The big question on everyone's mind is this: Will the Kurdish parties and one of the other more secular parties, primarily Allawi's, gain enough seats between them to hold in check any of the more radical religious changes that people worry the "Shiite Alliance Party" might try to implement?

This kind of report
is an example of the worries underlying the excitement on voting day this time:

"In Baghdad, the leader of the most feared of Iraq's factional militias seemed to warn of war if the Sunnis won. "We will raise our weapons as we did before if the Baathists come to power again," said Haidi Amery, leader of the officially disbanded Badr militia of the Supreme Council for the Islamic Revolution in Iraq, one of the Shiite religious parties brought to power in January's vote. Some in the Shiite ruling coalition invoke the name of Hussein's Sunni-dominated Baath Party when referring to any Sunni or secular Iraqi, particularly Allawi."

Almost every Sunni had to enlist in the Baath party under Saddam technically or be subject to punishment ranging from blacklisting to much worse, as we know. Some bravely resisted this, or avoided it. But to do so under such a tyranny as Saddam's people outside cannot understand what that meant. Not all Sunnis are Baathists. It is one of the most misunderstood issues, as I talk to people here, average, intelligent, well educated Americans that have only read the MSM for their news, they believe all Sunnis are part of the "insurgency" and are amazed when they hear of how many Sunnis hated Saddam and his baathist ways, and hate the faction that fuels the insurgency as well. And Allawi was just as tough with support for crackdown on the area of Fallujah when he was in power, which is another reason that he is liked by many, he showed he will crack down on either sect when it comes to violence, be it a Shiite linked one or a Sunni linked one.

I know many secular or liberal Shiite that have been completely horrified by the current government in power and would like to see it change, so it's not as cut and dry as people here make it to be.

The worst thing people can do is catagorize voters in this way.
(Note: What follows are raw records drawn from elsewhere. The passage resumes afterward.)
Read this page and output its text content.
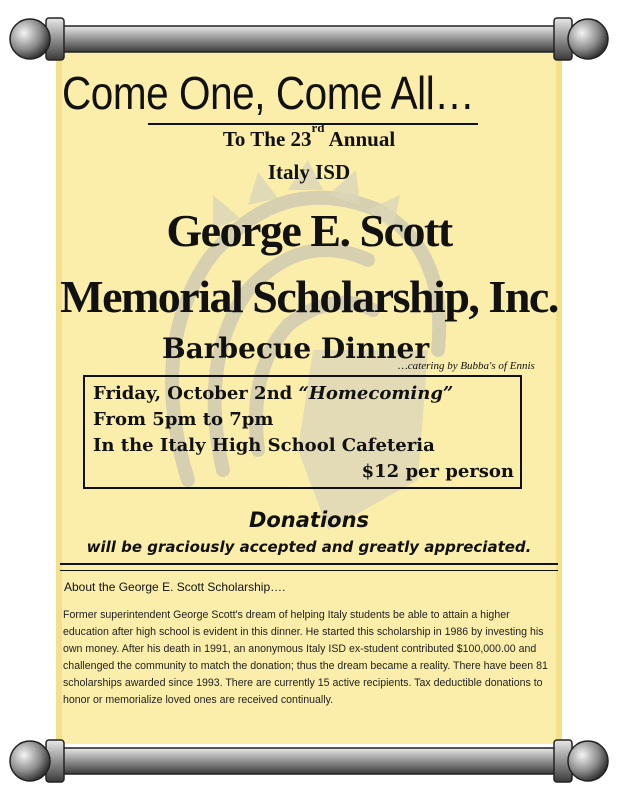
Come One, Come All…
To The 23rd Annual
Italy ISD
George E. Scott
Memorial Scholarship, Inc.
Barbecue Dinner
…catering by Bubba's of Ennis
Friday, October 2nd “Homecoming”
From 5pm to 7pm
In the Italy High School Cafeteria
$12 per person
Donations
will be graciously accepted and greatly appreciated.
About the George E. Scott Scholarship….
Former superintendent George Scott's dream of helping Italy students be able to attain a higher education after high school is evident in this dinner. He started this scholarship in 1986 by investing his own money. After his death in 1991, an anonymous Italy ISD ex-student contributed $100,000.00 and challenged the community to match the donation; thus the dream became a reality. There have been 81 scholarships awarded since 1993. There are currently 15 active recipients. Tax deductible donations to honor or memorialize loved ones are received continually.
I've said before, it's as reliable as predicting the "Catholic vote" here, which usually splits, some are for more liberal social and political programs because they wish that was how the Church was heading, some will vote more conservatively because of their social values, which they fear are being eroded. Yes, there are still a lot of sheep in Iraq following their flock leaders, voting as their local Cleric tells them to, especially in the villages. But also, I have heard of many that go and listen at the mosques and voice what they must out of fear, but will not vote the way they are told. After all, that is their only hope now, that someday they will not have to worry about a reprisal on them and their family for open disagreement in some areas of Iraq, where the Clerics still hold sway over entire villages.

For the 35 and under crowd, this election is especially important. They are more educated, and becoming so all the time. They are more open minded, as youth usually are, and there are many bright stars ready to raise Iraq in the next decade or two if only they feel there is a chance. Let's hope that tomorrow they will be able to give themselves that chance.

My greatest hopes and fears hinge upon tomorrow as well. If a change is not felt, not effected, I fear that following that Iraq will lose many of her best and brightest. But hope can not be killed easily for so many that have suffered so much. There is no reason that Iraq shouldn't be the leading country in the Middle East. But only they can decide to take themselves there, and we should all remember tomorrow that, after decades of tyranny, that is a victory in itself.